I lost... my high school class ring a long time ago.

Life is full of... doors which open and close.

My past is something... I've definitely learned from.

I get annoyed when... drivers don't use their turn signals and cut me off.

Parties are... overrated. Especially political parties. See "I don't understand..."

I wish... that the powers that be in this town would realize that some quality of life issues could be addressed with a little forethought. Unfortunately, the ones with influence continue to keep their heads in the sand and mostly serve the folks who don't want anything to change.

Dogs... can leave a film on your hand once they've nosed you.

Cats... make good pets if they're raised like dogs.

Tomorrow... is the first day of the rest of my life. Maybe your's too.

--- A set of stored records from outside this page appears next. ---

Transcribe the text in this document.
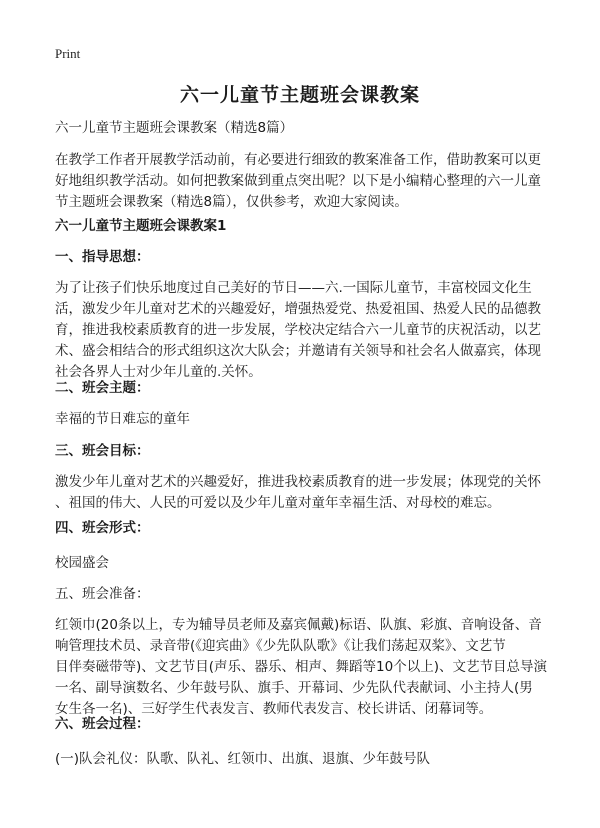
Print
六一儿童节主题班会课教案

六一儿童节主题班会课教案（精选8篇）

在教学工作者开展教学活动前，有必要进行细致的教案准备工作，借助教案可以更

好地组织教学活动。如何把教案做到重点突出呢？以下是小编精心整理的六一儿童

节主题班会课教案（精选8篇），仅供参考，欢迎大家阅读。

六一儿童节主题班会课教案1

一、指导思想：

为了让孩子们快乐地度过自己美好的节日——六.一国际儿童节，丰富校园文化生

活，激发少年儿童对艺术的兴趣爱好，增强热爱党、热爱祖国、热爱人民的品德教

育，推进我校素质教育的进一步发展，学校决定结合六一儿童节的庆祝活动，以艺

术、盛会相结合的形式组织这次大队会；并邀请有关领导和社会名人做嘉宾，体现

社会各界人士对少年儿童的.关怀。

二、班会主题：

幸福的节日难忘的童年

三、班会目标：

激发少年儿童对艺术的兴趣爱好，推进我校素质教育的进一步发展；体现党的关怀

、祖国的伟大、人民的可爱以及少年儿童对童年幸福生活、对母校的难忘。

四、班会形式：

校园盛会

五、班会准备：

红领巾(20条以上，专为辅导员老师及嘉宾佩戴)标语、队旗、彩旗、音响设备、音

响管理技术员、录音带(《迎宾曲》《少先队队歌》《让我们荡起双桨》、文艺节

目伴奏磁带等)、文艺节目(声乐、器乐、相声、舞蹈等10个以上)、文艺节目总导演

一名、副导演数名、少年鼓号队、旗手、开幕词、少先队代表献词、小主持人(男

女生各一名)、三好学生代表发言、教师代表发言、校长讲话、闭幕词等。

六、班会过程：

(一)队会礼仪：队歌、队礼、红领巾、出旗、退旗、少年鼓号队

I have a low tolerance for... Sean Combs.

If I had a million dollars... I'd pay off the cars, student loan and house. Then I'd figure out what to do with the rest.

I'm totally terrified of... influential people who are outraged when the Supreme Court gives legal rights to Guantanamo detainees, but are delighted when the Supreme Court stops votes from being counted.

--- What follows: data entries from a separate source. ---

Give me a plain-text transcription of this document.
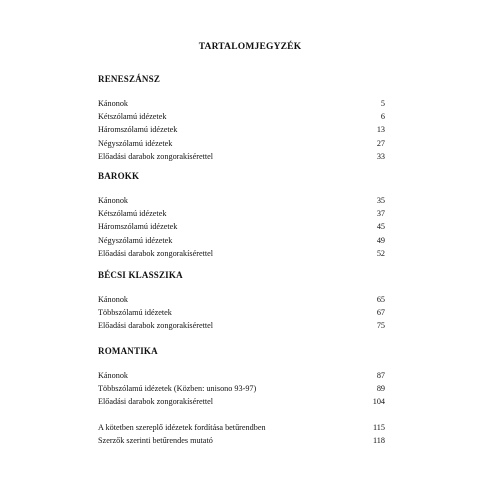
TARTALOMJEGYZÉK
RENESZÁNSZ
Kánonok	5
Kétszólamú idézetek	6
Háromszólamú idézetek	13
Négyszólamú idézetek	27
Előadási darabok zongorakísérettel	33
BAROKK
Kánonok	35
Kétszólamú idézetek	37
Háromszólamú idézetek	45
Négyszólamú idézetek	49
Előadási darabok zongorakísérettel	52
BÉCSI KLASSZIKA
Kánonok	65
Többszólamú idézetek	67
Előadási darabok zongorakísérettel	75
ROMANTIKA
Kánonok	87
Többszólamú idézetek (Közben: unisono 93-97)	89
Előadási darabok zongorakísérettel	104
A kötetben szereplő idézetek fordítása betűrendben	115
Szerzők szerinti betűrendes mutató	118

I tag PreppyGirl, Princess Slea, Viking Slacker.

Thursday, June 19, 2008

Cut Your Hair

There is no delicate way of sharing this.

I was dropping a deuce this morning, when PGirl walked into the bathroom. She stood before me, hands cupped, holding several hanks of hair that resembled a Tribble that hadn't made it through the transporter. She said nothing.

"What is that?", I asked.

"PGirl Jr.'s hair.", she replied.

I looked at the hair again.

"Did it fall out?", I said, fearing that my princess was terminally ill.

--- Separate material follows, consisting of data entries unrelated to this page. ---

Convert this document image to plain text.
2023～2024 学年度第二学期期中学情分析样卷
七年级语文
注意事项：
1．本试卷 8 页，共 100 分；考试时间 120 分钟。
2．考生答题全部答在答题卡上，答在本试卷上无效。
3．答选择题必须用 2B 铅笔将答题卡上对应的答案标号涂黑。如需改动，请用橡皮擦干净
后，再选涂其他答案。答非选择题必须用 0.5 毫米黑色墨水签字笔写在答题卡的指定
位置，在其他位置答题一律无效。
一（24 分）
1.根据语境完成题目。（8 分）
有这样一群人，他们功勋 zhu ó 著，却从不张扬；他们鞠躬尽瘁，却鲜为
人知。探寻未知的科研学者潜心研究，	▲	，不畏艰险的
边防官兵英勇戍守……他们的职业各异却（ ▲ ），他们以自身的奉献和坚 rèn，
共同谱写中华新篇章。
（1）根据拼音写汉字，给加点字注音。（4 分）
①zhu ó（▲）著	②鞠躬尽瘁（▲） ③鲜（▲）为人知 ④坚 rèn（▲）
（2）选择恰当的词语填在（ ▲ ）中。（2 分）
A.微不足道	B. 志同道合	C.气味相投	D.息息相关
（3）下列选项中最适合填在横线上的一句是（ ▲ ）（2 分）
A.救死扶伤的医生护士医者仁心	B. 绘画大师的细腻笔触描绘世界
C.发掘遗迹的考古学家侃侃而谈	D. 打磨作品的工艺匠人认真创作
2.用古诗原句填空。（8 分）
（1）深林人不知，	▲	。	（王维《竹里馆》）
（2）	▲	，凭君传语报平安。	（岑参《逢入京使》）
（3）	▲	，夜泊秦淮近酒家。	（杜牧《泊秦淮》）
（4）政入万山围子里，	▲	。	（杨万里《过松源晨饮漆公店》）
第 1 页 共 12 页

"No. She cut it.", she said.

Hearing this, I wasn't exactly relieved as this could mean my daughter was deeply, psychologically scarred.

We're still not sure why the girl did this to herself. For the time being, I'll chalk it up to experimentation. I've had a few hair mishaps myself:
  1. In grade school, I cut some hair off of my bangs, just before class pictures.
  2. Out of 30 or so boys in my graduating class, 27 had some form of mullet going on for their senior pictures. I was in the majority group here.
  3. One Halloween in Florida, about 10 years ago, I was preparing to go to bed. In my jack-o-lantern were several tea candles. I decided to pour water in to extinguish them. Before the flame went away, it shot up through the top of the pumpkin shell and burned off some of the hair where a widow's peak would be. If I had a widow's peak.
  4. In the early nineties I grew my hair out longer than I'd ever before. When parted in the middle, it kind of looked like Bruce McCullough's wig in this video. The only folks, who had haircuts like this were 14 year old skatepunks and some lesbians.
  5. I shaved my ankles one year because getting them taped for basketball was getting to be a pain.
  6. I shaved my legs once in the shower, just because I could. I had a few nicks here and there, but it also uncovered scars I'd forgotten about.
  7. The summer before college saw me attempt my first moustache. It was a Chevron. This survived through an Olan Mills family portrait and my first I.D. card at Central Methodist College.
  8. The Chevron reappeared in 1994 during summer break, 1995 during summer stock and in 1996 during my first professional acting job - also in the summer!
  9. The Chevron's cousin - the Horseshoe, showed up for some acting gigs here in Jamestown, including Helen Keller's pop in the miracle worker and Buffalo Bill. Also appearing throughout adulthood were the Goatee and Moustache and the Chin Strip and Moustache.
  10. I cannot grow a full beard.
  11. My beard and moustache come out red.
  12. The soul patch or "flavor" have also grown on my face.
  13. Don't you dare laugh at this post.